In a nutshell, Gold theorizes that a chemical process operating on inorganic sources causes "fossil fuels." The fuels have biologic material in them because this liquified material seeps up through the layers containing fossils. And this is why it seems oil comes from fossils. There are several persuasive bits to this argument; for instance, human remains have been found in coal. Now, since this coal should have formed long before humans were around, there must be something else at work (and this is part of the discussion of the liquid moving up through the strata of the earth collecting fossil bits).

So, if the traditional way of viewing oil's origins is correct, then it is definitely not renewable in any useful sense. However, this theory of Gold's seems entirely plausible--meaning "fossil fuels" may well be quite plentiful and "renewable" for hundreds of years.

Any way, those of you really plugged into this stuff (ROG and BRAD, I'm talking to you), if you can take a look into this subject of Gold's theory. Let us know if it carries water or if it's been refuted to your knowledge.

Adam Tamashasky said...

UPDATE: Well, I've looked into it a bit more, and sought the input of Mike, Sara's brother, who has a geographic/environmental something Master's. Sounds like the theory's not panning out, and here's Mike's response below. I'm going to invite Mike to the blog, too, and ask him to read and contribute to this thread.

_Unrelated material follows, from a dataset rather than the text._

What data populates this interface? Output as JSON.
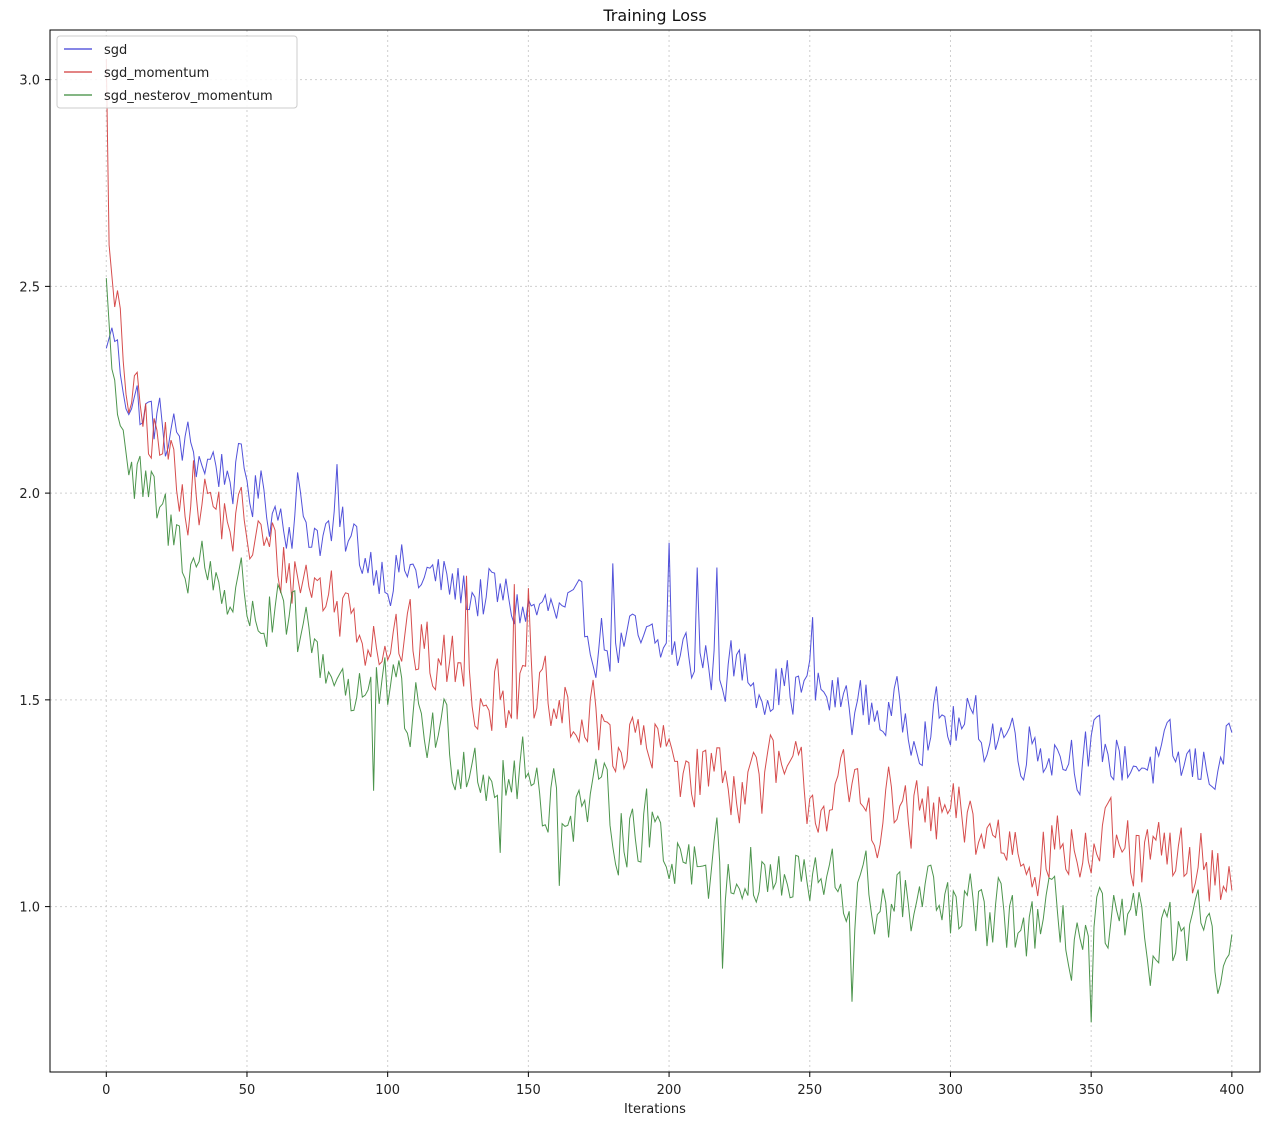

(1) He incorrectly assumes that one form of creating hydrocarbons excludes the other. (2) No citation for finding a human skull embedded in Pennsylvanian coal deposits. (Pennsylvanian was 320 - 380 Million Years Ago. Man started a few million years ago.) Also, see any history book regarding how, yes, a fossil can be formed from a leaf. (3) I've heard of the alternative hypothesis, which doesn't seem to be well reflected in this essay (or whatever it is). But - the fact remains that no one has yet reliably pointed to a deposit and determined that it was not from biological origins. Since so much of the world's wealth and resources is being used to capture and sell oil and think that suggests that we can say with some certainty that this alternative theory, even if correct, is not significant. (4) Nowhere in the article does he address the renewability of this resource. He doesn't point to tapped out reservoirs that have refilled. Nor does he address the amount of time we should expect to wait for the resource to be renewed.
In conclusion - the alternative theory may be correct but it does not support an argument that oil and coal are renewable resources. I look forward to discussing.

Kells said...

It's my understanding that it is renewable...but not at the rate in which we need it to renew (you know brazillions of years tee hee) ... and that is not the "crisis" that scares me... what scares me is the reality of our alarming rate of consumption and are dependency on oil from sources outside the U.S. (I think it's like 60%/40%, 60 from outside and 40 from inside that we get our oil)...we are I think the top third producer of oil (I think it's Saudi Arabia, Russia then us) and we are the TOP consumer...we make up like 4.6% of the population and we consume 25% of the world production of oil...
There's some interesting info on the U.S. Energy Info Administration website - http://www.eia.doe.gov/
and the U.S. Department of Energy site - http://www.doe.gov/

I see a crisis in our vulnerability due to our dependence on a scarce resource that we - in house - have only limited amounts of…

Tommy K said...

Tamo,

If that were true what the article said, think of what could be next... oil on other planets. We could have an Exxon planet orbiting Mars or something like that. Crazy.